Zhang Honglei, Ma Jingxuan, Pan Fulu, Liu Yangjian, Zhang Man, Li Yuqing, Zhang Chao, Huang Huajie, Zhang Wannian, Xiu Donghui, Zhang Wei, Song Gengshen
Beijing Youcare Kechuang Pharmaceutical Technology Co., Ltd, Beijing, China.
J Mater Chem B. 2025 Aug 26. doi: 10.1039/d5tb01217a.

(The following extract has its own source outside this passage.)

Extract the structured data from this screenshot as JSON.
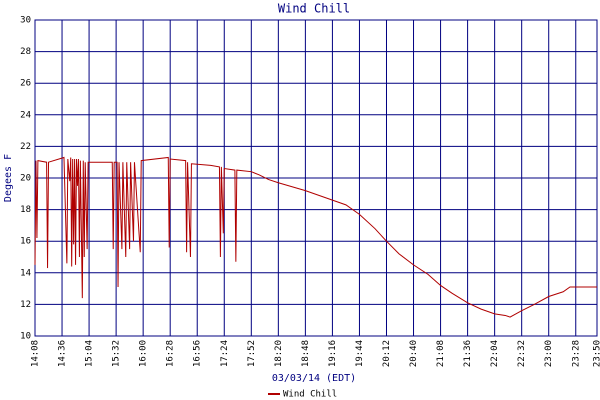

Messenger RNA (mRNA) therapeutics hold significant potential across a wide range of medical applications. LNPs are the most clinically advanced mRNA delivery vehicles, but challenges such as off-target effects and liver accumulation limit their broader clinical use. While high-throughput screening is effective for identifying more efficient and selective ionizable lipids, the substantial experimental validation required limits its practical application. In this study, we developed a deep learning model to accelerate ionizable lipid optimization by virtually predicting high-performing ionizable cationic lipids. After applying this model to a series of bis-hydroxyethylamine derived lipids (BDLs), 24 promising candidates were synthesized for delivery efficiency and organ-selectivity validation. Among them, YK-407 exhibited superior transfection efficiency and organ-specific mRNA delivery. YK-407 LNPs predominantly targeted the spleen, particularly antigen-presenting cells (APCs). In a mouse OVA tumor model, YK-407 LNPs encapsulating OVA-mRNA almost completely inhibited tumor growth and induced a robust cytotoxic CD8 T cell response in the spleen, outperforming clinically approved SM-102 and Dlin-MC3-DMA. Additionally, we demonstrated that YK-407 LNPs exhibited minimal toxicity for both the liver and spleen, with no significant inflammatory cytokine release. These findings highlight the potential of AI in LNP development and YK-407 holds great promise for applications in mRNA-based treatments.
信使核糖核酸(mRNA)疗法在广泛的医学应用中具有巨大潜力。脂质纳米颗粒(LNPs)是临床上最先进的mRNA递送载体,但诸如脱靶效应和肝脏蓄积等挑战限制了它们更广泛的临床应用。虽然高通量筛选对于识别更高效、更具选择性的可电离脂质很有效,但所需的大量实验验证限制了其实际应用。在本研究中,我们开发了一种深度学习模型,通过虚拟预测高性能的可电离阳离子脂质来加速可电离脂质的优化。将该模型应用于一系列双羟乙胺衍生脂质(BDLs)后,合成了24种有前景的候选物用于递送效率和器官选择性验证。其中,YK-407表现出卓越的转染效率和器官特异性mRNA递送能力。YK-407脂质纳米颗粒主要靶向脾脏,尤其是抗原呈递细胞(APC)。在小鼠OVA肿瘤模型中,包裹OVA-mRNA的YK-407脂质纳米颗粒几乎完全抑制了肿瘤生长,并在脾脏中诱导了强烈的细胞毒性CD8 T细胞反应,优于临床批准的SM-102和Dlin-MC3-DMA。此外,我们证明YK-407脂质纳米颗粒对肝脏和脾脏的毒性极小,且无明显炎性细胞因子释放。这些发现凸显了人工智能在脂质纳米颗粒开发中的潜力,YK-407在基于mRNA的治疗应用中极具前景。